While the government touted this as a win, average prices has increased. While the government’s official statistics do not show this shift, the financial pressures on the average citizen have increased.

Price changes on the daily

A middle-aged person spoke to TMJ on the issue. He said that he purchases food items as required, and mostly on a daily basis. As such, he said that when he went shopping last Monday, prices had shifted from just a day back.

“When I went to shop [on Monday], price of a Coast milk can had increased by MVR 20 (US$ 1.30). Eggs and vegetables are pricier now,” he said.

The most notable price hikes came within the past two days. Government owned Maldives Industrial Fisheries Company Ltd (MIFCO) and Hajj Corporation have jacked up their prices. Both corporations are fully owned by the state and ripple effects from these are spilling over to other businesses.

Price increases in basic items is not a good sign for the economy.

More Rufiyaa devaluation expected

Unchecked expenses and zero efforts to increase sources of income are hallmarks of this administration. The government recently announced salary increases for teachers and principals. This adds in an extra MVR 500 million (US$ 32.4 million), annually. This, the government revealed, is to be financed by cash printing – adding to the millions already in circulation, further devaluing the currency more.

Dollar prices hinge on the amount of Maldivian Rufiyaa in the market. An increase in Rufiyaa circulation, would devalue the currency. Dollar purchases become more expensive. An equilibrium is achieved when dollars entering the market in maintained.

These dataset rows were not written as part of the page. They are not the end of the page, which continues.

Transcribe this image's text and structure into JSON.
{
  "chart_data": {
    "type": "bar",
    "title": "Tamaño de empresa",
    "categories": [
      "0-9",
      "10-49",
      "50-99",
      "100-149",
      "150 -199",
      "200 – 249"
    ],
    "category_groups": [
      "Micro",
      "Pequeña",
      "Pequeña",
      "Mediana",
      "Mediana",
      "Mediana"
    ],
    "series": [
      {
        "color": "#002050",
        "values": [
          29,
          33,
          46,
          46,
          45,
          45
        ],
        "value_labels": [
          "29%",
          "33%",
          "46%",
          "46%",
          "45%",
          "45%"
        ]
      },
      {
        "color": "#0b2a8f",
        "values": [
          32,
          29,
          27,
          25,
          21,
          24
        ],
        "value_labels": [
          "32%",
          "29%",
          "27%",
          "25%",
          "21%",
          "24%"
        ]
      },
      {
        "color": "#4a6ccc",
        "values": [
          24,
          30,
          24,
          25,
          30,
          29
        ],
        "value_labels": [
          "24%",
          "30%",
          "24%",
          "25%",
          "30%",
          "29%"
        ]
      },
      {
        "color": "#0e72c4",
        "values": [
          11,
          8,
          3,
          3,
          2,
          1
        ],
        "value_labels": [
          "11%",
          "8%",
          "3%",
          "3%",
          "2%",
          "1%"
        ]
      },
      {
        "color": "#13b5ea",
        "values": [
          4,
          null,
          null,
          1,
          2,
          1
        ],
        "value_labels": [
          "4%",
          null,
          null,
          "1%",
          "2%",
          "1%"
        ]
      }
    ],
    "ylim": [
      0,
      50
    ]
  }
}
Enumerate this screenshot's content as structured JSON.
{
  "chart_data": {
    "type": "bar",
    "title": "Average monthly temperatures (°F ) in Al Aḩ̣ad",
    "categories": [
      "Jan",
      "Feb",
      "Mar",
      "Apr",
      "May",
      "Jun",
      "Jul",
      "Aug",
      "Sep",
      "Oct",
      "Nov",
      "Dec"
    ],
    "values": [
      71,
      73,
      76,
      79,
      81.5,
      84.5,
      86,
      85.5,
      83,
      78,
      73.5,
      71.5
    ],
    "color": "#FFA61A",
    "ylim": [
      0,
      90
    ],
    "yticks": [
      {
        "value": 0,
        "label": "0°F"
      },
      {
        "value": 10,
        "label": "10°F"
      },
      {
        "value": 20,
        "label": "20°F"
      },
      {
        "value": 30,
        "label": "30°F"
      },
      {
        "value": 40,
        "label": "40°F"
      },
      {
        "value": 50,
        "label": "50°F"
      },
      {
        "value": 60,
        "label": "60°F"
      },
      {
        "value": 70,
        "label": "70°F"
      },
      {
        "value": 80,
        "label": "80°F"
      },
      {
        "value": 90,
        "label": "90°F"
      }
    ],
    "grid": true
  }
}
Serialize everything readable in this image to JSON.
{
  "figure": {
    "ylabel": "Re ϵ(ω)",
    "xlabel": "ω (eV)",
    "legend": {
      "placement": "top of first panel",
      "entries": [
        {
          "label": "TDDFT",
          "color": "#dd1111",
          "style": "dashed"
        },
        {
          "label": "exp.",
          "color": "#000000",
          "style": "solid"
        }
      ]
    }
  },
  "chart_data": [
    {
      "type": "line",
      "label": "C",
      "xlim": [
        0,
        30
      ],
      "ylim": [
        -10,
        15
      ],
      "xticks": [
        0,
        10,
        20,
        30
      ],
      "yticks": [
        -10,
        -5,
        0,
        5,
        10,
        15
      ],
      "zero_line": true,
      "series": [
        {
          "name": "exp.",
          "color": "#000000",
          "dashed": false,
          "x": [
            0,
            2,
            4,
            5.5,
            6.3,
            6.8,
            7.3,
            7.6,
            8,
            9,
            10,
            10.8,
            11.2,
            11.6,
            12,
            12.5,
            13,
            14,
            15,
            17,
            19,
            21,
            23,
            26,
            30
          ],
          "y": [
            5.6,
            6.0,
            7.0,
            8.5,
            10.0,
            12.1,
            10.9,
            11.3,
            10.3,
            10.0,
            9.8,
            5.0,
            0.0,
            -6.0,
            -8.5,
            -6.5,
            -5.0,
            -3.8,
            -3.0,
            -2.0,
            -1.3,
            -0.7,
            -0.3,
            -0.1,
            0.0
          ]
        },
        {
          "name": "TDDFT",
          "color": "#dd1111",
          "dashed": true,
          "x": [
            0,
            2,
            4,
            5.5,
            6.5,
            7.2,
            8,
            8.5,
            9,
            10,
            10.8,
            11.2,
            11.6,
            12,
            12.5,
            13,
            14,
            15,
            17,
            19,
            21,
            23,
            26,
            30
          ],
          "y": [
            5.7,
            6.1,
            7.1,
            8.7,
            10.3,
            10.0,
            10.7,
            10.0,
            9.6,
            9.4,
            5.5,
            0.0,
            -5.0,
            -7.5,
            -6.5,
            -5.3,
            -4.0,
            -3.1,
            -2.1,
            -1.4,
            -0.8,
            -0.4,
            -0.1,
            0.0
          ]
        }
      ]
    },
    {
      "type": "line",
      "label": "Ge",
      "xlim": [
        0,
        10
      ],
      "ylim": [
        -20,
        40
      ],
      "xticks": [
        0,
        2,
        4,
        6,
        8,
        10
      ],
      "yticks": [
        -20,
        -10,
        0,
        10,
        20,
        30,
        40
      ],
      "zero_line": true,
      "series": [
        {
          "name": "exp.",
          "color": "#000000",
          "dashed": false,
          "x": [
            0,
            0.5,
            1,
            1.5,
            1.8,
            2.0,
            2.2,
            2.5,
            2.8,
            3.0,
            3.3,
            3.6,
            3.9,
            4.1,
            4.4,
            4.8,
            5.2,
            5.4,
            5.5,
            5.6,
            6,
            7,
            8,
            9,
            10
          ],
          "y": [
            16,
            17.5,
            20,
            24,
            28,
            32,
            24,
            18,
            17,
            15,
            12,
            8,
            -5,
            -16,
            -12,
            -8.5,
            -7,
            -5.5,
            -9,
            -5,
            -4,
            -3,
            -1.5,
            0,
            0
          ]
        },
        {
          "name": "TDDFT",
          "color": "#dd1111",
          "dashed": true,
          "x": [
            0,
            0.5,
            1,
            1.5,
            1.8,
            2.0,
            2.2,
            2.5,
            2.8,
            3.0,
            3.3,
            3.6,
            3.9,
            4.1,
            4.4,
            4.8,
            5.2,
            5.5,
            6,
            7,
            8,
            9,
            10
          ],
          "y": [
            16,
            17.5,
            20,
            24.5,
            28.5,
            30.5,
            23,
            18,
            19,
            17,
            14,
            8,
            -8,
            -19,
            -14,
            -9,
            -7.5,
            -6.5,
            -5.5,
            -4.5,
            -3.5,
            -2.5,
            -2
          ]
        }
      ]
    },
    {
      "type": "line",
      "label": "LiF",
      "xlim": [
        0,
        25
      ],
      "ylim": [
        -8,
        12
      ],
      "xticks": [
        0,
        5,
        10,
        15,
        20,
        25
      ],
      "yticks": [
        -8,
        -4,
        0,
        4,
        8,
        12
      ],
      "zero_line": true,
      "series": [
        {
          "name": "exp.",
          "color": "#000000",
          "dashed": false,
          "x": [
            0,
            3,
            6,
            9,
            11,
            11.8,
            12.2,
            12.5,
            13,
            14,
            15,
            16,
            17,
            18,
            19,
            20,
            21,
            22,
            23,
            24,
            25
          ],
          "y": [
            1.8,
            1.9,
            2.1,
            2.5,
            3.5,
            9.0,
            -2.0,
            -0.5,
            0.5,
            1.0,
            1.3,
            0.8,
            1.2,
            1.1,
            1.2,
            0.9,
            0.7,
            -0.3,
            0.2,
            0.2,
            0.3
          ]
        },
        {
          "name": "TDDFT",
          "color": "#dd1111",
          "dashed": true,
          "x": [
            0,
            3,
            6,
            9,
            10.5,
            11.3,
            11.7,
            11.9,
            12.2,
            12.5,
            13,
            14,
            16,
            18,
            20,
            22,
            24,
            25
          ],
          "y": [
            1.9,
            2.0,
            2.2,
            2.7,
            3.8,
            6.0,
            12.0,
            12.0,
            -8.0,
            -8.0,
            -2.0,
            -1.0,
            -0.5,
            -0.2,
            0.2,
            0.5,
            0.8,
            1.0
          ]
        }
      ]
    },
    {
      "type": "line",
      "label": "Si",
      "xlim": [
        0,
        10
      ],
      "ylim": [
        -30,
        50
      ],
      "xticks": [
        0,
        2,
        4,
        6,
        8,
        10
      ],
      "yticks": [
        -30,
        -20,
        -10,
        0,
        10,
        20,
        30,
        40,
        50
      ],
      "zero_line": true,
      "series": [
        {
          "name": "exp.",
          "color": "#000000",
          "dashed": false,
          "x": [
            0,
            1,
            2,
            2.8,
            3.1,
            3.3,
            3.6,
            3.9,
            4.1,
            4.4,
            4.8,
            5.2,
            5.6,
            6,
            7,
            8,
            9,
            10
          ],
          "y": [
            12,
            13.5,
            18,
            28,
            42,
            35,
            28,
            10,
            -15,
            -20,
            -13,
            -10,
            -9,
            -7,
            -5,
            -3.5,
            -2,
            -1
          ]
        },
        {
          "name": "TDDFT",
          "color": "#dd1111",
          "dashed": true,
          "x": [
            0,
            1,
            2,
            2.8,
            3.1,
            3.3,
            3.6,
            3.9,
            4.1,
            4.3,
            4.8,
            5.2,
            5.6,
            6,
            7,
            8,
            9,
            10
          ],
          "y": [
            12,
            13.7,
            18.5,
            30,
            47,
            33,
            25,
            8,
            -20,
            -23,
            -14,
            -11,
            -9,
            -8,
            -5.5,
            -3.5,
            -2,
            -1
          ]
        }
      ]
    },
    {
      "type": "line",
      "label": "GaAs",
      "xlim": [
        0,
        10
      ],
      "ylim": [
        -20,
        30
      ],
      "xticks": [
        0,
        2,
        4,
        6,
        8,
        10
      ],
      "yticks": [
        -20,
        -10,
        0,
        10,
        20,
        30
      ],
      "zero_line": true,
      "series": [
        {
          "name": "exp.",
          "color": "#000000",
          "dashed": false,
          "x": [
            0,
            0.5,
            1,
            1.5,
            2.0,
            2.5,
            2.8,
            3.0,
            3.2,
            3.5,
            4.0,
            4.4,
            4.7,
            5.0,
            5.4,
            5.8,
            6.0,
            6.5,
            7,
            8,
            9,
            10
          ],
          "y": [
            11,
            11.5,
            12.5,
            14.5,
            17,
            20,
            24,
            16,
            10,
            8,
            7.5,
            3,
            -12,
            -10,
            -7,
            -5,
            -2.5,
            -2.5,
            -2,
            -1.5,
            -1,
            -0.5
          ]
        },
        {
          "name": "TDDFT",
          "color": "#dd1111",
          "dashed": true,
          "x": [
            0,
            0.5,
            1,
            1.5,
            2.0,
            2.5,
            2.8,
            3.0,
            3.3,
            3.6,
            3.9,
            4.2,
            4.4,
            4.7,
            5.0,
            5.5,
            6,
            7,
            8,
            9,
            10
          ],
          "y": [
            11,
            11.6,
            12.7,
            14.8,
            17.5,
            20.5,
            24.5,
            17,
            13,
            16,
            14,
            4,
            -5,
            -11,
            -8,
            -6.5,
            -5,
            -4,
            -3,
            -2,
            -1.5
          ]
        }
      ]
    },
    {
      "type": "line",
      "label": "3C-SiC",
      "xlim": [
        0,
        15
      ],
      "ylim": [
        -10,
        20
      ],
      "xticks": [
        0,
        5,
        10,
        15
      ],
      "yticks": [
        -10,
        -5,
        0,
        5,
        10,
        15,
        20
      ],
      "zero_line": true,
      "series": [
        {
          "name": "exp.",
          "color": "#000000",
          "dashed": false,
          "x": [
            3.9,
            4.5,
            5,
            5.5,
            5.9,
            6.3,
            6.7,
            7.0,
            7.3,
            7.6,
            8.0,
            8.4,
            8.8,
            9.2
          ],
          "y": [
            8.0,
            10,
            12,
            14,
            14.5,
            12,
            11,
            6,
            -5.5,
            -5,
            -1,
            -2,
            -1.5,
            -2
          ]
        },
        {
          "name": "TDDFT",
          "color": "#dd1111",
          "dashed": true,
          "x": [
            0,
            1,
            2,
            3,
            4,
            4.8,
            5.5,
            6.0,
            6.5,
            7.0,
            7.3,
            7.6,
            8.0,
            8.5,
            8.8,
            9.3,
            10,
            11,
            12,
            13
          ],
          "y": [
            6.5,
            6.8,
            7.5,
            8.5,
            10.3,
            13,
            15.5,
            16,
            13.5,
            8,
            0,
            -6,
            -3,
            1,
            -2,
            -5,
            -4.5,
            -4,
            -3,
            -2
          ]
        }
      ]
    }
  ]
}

Maldives Monetary Authority (MMA) does play a role in this. To meet domestic demand and to stabilize Rufiyaa. However, at a time, when the country as a whole is finding it difficult to get US dollars in, there is a very high chance that continuing to print money and flooding the market would result in exhausting the usable and total reserves. This was the situation that faced Sri Lanka.
At this point, there are two options – limit printing or formally increase dollar exchange rates. This was the option Nasheed went with in the latter stages of his administration.

We’re still experiencing the effects of this. Another move like this would also have the same results.

What’s the solution?

Maldives does not exist in a vacuum. Global market changes, increasing prices, and other similar factors will impact Maldives as well. A coherent economic strategy seeks to minimize the impact of these external factors on the local economy and increase economic resilience.

Speaking to TMJ, an economist said that at the least, the government needs to significantly curb non-essential expenses. Limiting travel to essential trips, putting a cap on creating political appointments, and reducing salaries of political appointees were on top of his list.

“Halt all non-essential projects. Government needs strict austerity measures,” he said.

The economist also highlighted on how borrowing to cover recurrent expenses had further derailed the economy. He said the Government had used proceeds form Sukuk sales to foreign parties to cover recurrent costs in the past few months.

Handling the economy requires a delicate balancing act, with a long-term vision in focus. Economic resiliency, capacity, money supply, productivity should not be compromised for short-term political gain. If the government is hell bent on rejecting all the warning signs, given by local and international partners, the burden of that would have to be taken by citizens.